[quote]Mattlaw27 wrote:
I just read this article on synthetic vitamins…[/quote]
The article is about 94% crap, and about 6% misrepresented truth.
Let’s take vitamin C as an example. The author tries to claim that ascorbic acid isn’t actually vitamin C, which is ridiculous. But consider this passage, from one of my reference books:
“Albert von Szent-Gyorgyi, the doctor who discovered vitamin C, had actually discovered an entire nutritional complex in ascorbate-containing foods. Milligram for milligram, this ‘natural’ vitamin C proved to be more effective [than pure ascorbic acid alone] … The C complex’s success … can be attributed to the fact that the natural sources contain synergistic components, such as rutin and other bioflavonoids, a copper enzyme (tyrosine), and other factors… Were C complex generally available at a reasonable cost, our dosage requirements could be scaled down considerably.”
So the author of the article started with some known facts, but the most charitable thing one can say is that he did a poor job of presenting them.
(By the way, these days many quality brands of vitamin C do include a significant amount of bioflavonoid complex, which includes rutin along with many other compounds.)

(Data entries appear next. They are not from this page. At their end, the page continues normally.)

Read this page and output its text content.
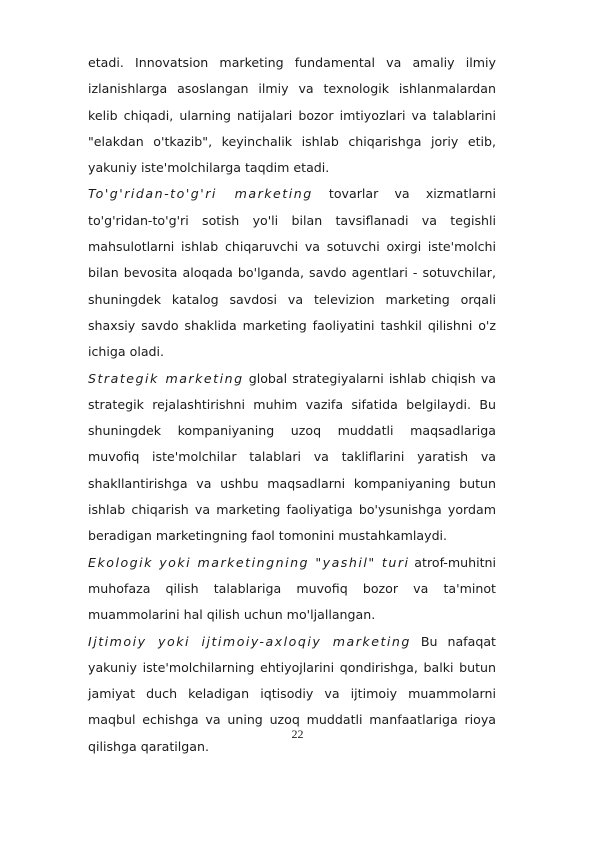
etadi. Innovatsion marketing fundamental va amaliy ilmiy izlanishlarga asoslangan ilmiy va texnologik ishlanmalardan kelib chiqadi, ularning natijalari bozor imtiyozlari va talablarini "elakdan o'tkazib", keyinchalik ishlab chiqarishga joriy etib, yakuniy iste'molchilarga taqdim etadi.

To'g'ridan-to'g'ri marketing tovarlar va xizmatlarni to'g'ridan-to'g'ri sotish yo'li bilan tavsiflanadi va tegishli mahsulotlarni ishlab chiqaruvchi va sotuvchi oxirgi iste'molchi bilan bevosita aloqada bo'lganda, savdo agentlari - sotuvchilar, shuningdek katalog savdosi va televizion marketing orqali shaxsiy savdo shaklida marketing faoliyatini tashkil qilishni o'z ichiga oladi.

Strategik marketing global strategiyalarni ishlab chiqish va strategik rejalashtirishni muhim vazifa sifatida belgilaydi. Bu shuningdek kompaniyaning uzoq muddatli maqsadlariga muvofiq iste'molchilar talablari va takliflarini yaratish va shakllantirishga va ushbu maqsadlarni kompaniyaning butun ishlab chiqarish va marketing faoliyatiga bo'ysunishga yordam beradigan marketingning faol tomonini mustahkamlaydi.

Ekologik yoki marketingning "yashil" turi atrof-muhitni muhofaza qilish talablariga muvofiq bozor va ta'minot muammolarini hal qilish uchun mo'ljallangan.

Ijtimoiy yoki ijtimoiy-axloqiy marketing Bu nafaqat yakuniy iste'molchilarning ehtiyojlarini qondirishga, balki butun jamiyat duch keladigan iqtisodiy va ijtimoiy muammolarni maqbul echishga va uning uzoq muddatli manfaatlariga rioya qilishga qaratilgan.

22
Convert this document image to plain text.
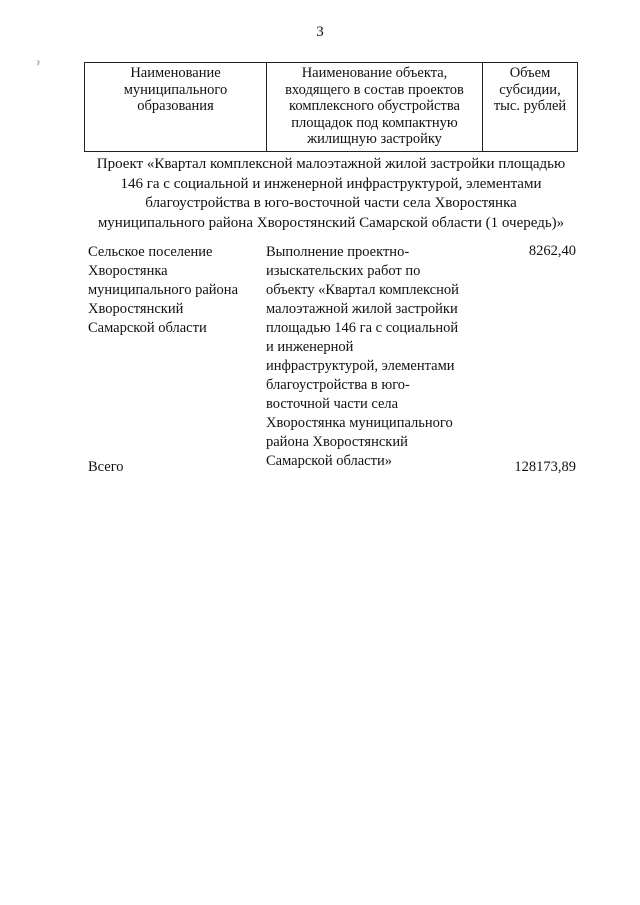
3
ˀ	Наименование
муниципального
образования
Наименование объекта,
входящего в состав проектов
комплексного обустройства
площадок под компактную
жилищную застройку
Объем
субсидии,
тыс. рублей
Проект «Квартал комплексной малоэтажной жилой застройки площадью
146 га с социальной и инженерной инфраструктурой, элементами
благоустройства в юго-восточной части села Хворостянка
муниципального района Хворостянский Самарской области (1 очередь)»
Сельское поселение
Хворостянка
муниципального района
Хворостянский
Самарской области
Выполнение проектно-
изыскательских работ по
объекту «Квартал комплексной
малоэтажной жилой застройки
площадью 146 га с социальной
и инженерной
инфраструктурой, элементами
благоустройства в юго-
восточной части села
Хворостянка муниципального
района Хворостянский
Самарской области»
8262,40
Всего	128173,89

Let’s take another point he tries to make: that synthetic vitamins are mirror-images of natural ones. It’s true that many molecules exist in mirror-image forms. It’s true that our bodies can typically only utilize one of those forms. For example, d-alpha tocopherol is the naturally-occurring form of vitamin E. Synthetic vitamin E is a racemic mixture of the d- and l- forms, which is why naturally-derived vitamin E is always preferable to the synthetic version.*
But to extrapolate from this well-known fact, to claiming that ALL synthetic vitamins are mirror-image versions of the natural ones, is fantasy.
The rest of the article follows a similar pattern of taking grains of fact and spinning outrageous claims from them.
(*Another reason to prefer naturally-derived vitamin E is that it usually includes the entire tocopherol family, not just the alpha form. We now know that the other isomers, especially the gamma form, are important too.)
Conclusion
The idea of getting vitamins from organic sources (foods) is not without merit. Note the examples of the vitamin C and E complexes. Note that the importance of phytonutrients was recognized only relatively recently. There’s certainly more that we don’t know yet about micronutrients.
Personally, I eat a variety of whole foods, and I use a greens supplement. But in addition, I’m a vitamin geek and take about 30 pills a day - that includes fish oil, glucosamine, silymarin, extra B6/B12/folic acid, yada yada. For a multivitamin, I’ve been taking Twinlab Daily One (without Iron) for years. If you pick this one, you’ll need to take a multimineral too, because it has only token amounts of calcium and magnesium (you can’t fit anything close to the optimum amounts of these into a single pill, plus minerals are better taken at a different time of day than your vitamins.) I take Twinlab Tri-Boron Plus but there are other good multimineral formulations.
Twinlab Daily Two might be a better choice if you’re disciplined enough to take your pills twice a day. I’m thinking of switching to it.